Porsche geht es damals nicht gut. Das Unternehmen sieht sich mit Gewinnrückgängen und Absatzeinbrüchen konfrontiert. Auch die USA werden dem Unternehmen wegen des schwachen Dollar zum Verhängnis. Zeitweise verkauft Porsche die Hälfte seiner Autos dorthin.

Ab 1993 geht es für Wiedeking als Porsche-Vorstandsvorsitzender dann richtig los. Er beginnt zu sanieren, verordnet der Firma ein Sparprogramm. Die Produktion auf Vorrat wird auf Auftragsfertigung umgestellt. Arbeitsplätze werden gestrichen, Lieferanten eingespart.
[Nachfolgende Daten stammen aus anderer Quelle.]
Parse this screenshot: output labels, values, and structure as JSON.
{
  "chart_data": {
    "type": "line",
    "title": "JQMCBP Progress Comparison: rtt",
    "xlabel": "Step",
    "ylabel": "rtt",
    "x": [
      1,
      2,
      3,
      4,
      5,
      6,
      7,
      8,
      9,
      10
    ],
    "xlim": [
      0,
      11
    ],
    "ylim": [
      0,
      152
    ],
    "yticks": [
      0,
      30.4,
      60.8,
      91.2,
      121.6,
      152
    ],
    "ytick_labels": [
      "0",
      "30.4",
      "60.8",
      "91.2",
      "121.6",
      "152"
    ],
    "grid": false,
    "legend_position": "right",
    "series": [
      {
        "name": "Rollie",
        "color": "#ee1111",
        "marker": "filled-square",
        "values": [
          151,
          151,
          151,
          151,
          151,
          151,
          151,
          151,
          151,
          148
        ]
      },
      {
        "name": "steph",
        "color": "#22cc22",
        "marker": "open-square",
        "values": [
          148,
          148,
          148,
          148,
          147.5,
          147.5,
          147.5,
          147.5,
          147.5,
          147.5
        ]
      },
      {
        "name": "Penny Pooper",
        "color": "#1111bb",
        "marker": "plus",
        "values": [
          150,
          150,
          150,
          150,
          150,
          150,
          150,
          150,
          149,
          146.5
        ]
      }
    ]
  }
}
1993 verkauft Porsche gerade einmal 15.000 Autos. 2008 waren es rund 100.000.

Wenige Jahre vergehen und Porsche fährt in die Gewinnzone zurück. Das Unternehmen kann wieder eine Dividende ausschütten. Auch Ferdinand Piëch, heute VW-Aufsichtsratschef, ist beeindruckt. Die Familien Porsche/Piëch versprechen ihrem Manager eine Gewinnbeteiligung von 0,9Prozent. Keiner konnte damals ahnen, dass Porsche im Jahr 2008 etwa sechs Mrd. Euro verdienen würde.

In Ungnade gefallen

Doch Hochmut kommt bekanntlich vor dem Fall. Wiedeking fängt an, Kritik zu üben. Auch an der Strategie des Volkswagen-Konzerns. Piëch dürfte das mit der Zeit zu viel geworden sein. Schließlich ist er maßgeblich an der Ausrichtung des Konzerns beteiligt.
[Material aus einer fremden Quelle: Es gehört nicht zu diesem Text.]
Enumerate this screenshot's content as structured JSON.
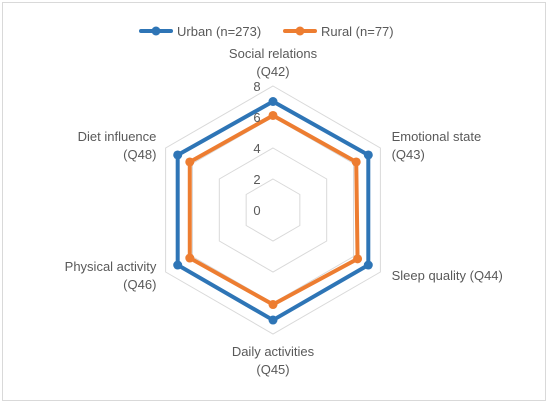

Bei der Präsentation des VW Polo soll Piech gesagt haben: „Zurzeit habe ich noch Vertrauen zu Wiedeking. Streichen Sie das Wort noch.“ Spätestens 2007 dürfte Wiedekings Ansehen bei Piëch gesunken sein, als er den deutlich größeren VW-Konzern übernehmen will. Die Familien Porsche/Piëch sind zuerst begeistert. Porsche kauft sich bei VW ein. 2007 hält Porsche bereits 30Prozent der Aktien. Als Porsche mehr als 40Prozent an VW hält, kündigt das Unternehmen an, einen Beherrschungsvertrag anzustreben. Optionsgeschäfte werden zum wesentlichen Faktor. Der Kurs der VW-Aktie klettert zeitweise auf 1000 Euro das Stück. VW avanciert plötzlich zum teuersten Unternehmen der Welt.

Viele, die auf fallende Kurse setzten, mussten zusehen, wie ihnen die Milliarden aus den Händen glitten. Auch dem deutschen Industriellen Adolf Merckle ging es so. Letztlich zerbrach sein Imperium, Merckle schied aus dem Leben.
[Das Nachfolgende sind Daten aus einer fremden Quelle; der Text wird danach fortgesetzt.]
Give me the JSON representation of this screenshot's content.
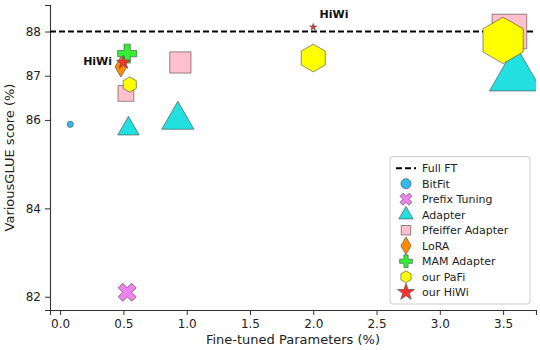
{
  "chart_data": {
    "type": "scatter",
    "x_label": "Fine-tuned Parameters (%)",
    "y_label": "VariousGLUE score (%)",
    "xlim": [
      -0.08,
      3.76
    ],
    "ylim": [
      81.7,
      88.6
    ],
    "xticks": [
      {
        "value": 0,
        "label": "0.0"
      },
      0.5,
      {
        "value": 1,
        "label": "1.0"
      },
      1.5,
      {
        "value": 2,
        "label": "2.0"
      },
      2.5,
      {
        "value": 3,
        "label": "3.0"
      },
      3.5
    ],
    "yticks": [
      82,
      84,
      86,
      87,
      88
    ],
    "legend": "lower right",
    "grid": false,
    "series": [
      {
        "name": "Full FT",
        "type": "hline",
        "color": "#000000",
        "line_style": "dashed",
        "values": [
          88
        ]
      },
      {
        "name": "BitFit",
        "color": "#33bbee",
        "marker": "circle",
        "x": [
          0.08
        ],
        "values": [
          85.9
        ],
        "sizes": [
          30
        ]
      },
      {
        "name": "Prefix Tuning",
        "color": "#ee82ee",
        "marker": "x",
        "x": [
          0.53
        ],
        "values": [
          82.1
        ],
        "sizes": [
          200
        ]
      },
      {
        "name": "Adapter",
        "color": "#22e0e0",
        "marker": "triangle",
        "x": [
          0.54,
          0.93,
          3.6
        ],
        "values": [
          85.8,
          86.0,
          87.0
        ],
        "sizes": [
          200,
          450,
          1200
        ]
      },
      {
        "name": "Pfeiffer Adapter",
        "color": "#ffc0cb",
        "marker": "square",
        "x": [
          0.52,
          0.95,
          3.55
        ],
        "values": [
          86.6,
          87.3,
          88.0
        ],
        "sizes": [
          250,
          450,
          1200
        ]
      },
      {
        "name": "LoRA",
        "color": "#ff8c00",
        "marker": "diamond",
        "x": [
          0.48
        ],
        "values": [
          87.2
        ],
        "sizes": [
          120
        ]
      },
      {
        "name": "MAM Adapter",
        "color": "#33ee33",
        "marker": "plus",
        "x": [
          0.53
        ],
        "values": [
          87.5
        ],
        "sizes": [
          200
        ]
      },
      {
        "name": "our PaFi",
        "color": "#ffff00",
        "marker": "hexagon",
        "x": [
          0.55,
          2.0,
          3.5
        ],
        "values": [
          86.8,
          87.4,
          87.8
        ],
        "sizes": [
          150,
          500,
          1400
        ]
      },
      {
        "name": "our HiWi",
        "color": "#ff3030",
        "marker": "star",
        "x": [
          0.5,
          2.0
        ],
        "values": [
          87.3,
          88.1
        ],
        "sizes": [
          60,
          15
        ]
      }
    ],
    "annotations": [
      {
        "text": "HiWi",
        "x": 0.41,
        "y": 87.25
      },
      {
        "text": "HiWi",
        "x": 2.05,
        "y": 88.3
      }
    ]
  }
}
Dann kam die Finanzkrise. Porsche hatte auf einmal zu wenig Geld in der Kasse und Schulden in Milliardenhöhe angehäuft. Zwar hält Porsche jetzt mehr als 50Prozent an VW, Wiedeking jedoch gerät unter Druck. Sein Größenwahn trieb den Autobauer an den Rande des Ruins. Nun versucht er zu retten, was zu retten ist. Möglichst mit Katar und ohne VW. Doch er dürfte glücklos bleiben.

Wenn VW nach Porsche greift

VW wird Porsche wohl übernehmen. Tief im Inneren muss es Wiedeking schmerzen. Aber „Angst behindert das Denken“, sagte er einmal. Trotzdem wird er sie haben. Die Belegschaft steht hinter ihrem Chef. Mobilisieren wollen sie und protestieren. Gegen die Allmächtigen aus VW-olfsburg.

Bald wird man wissen, wie der seit Monaten schwelende Übernahmekampf ausgehen wird. Porsche könnte dann als eine von zehn VW-Marken geführt werden. Und Wiedekings Posten an jemanden anderen gehen.

Vielleicht wird er dann auf dem Acker stehen und Kartoffeln ernten. So wie er es gerne tut.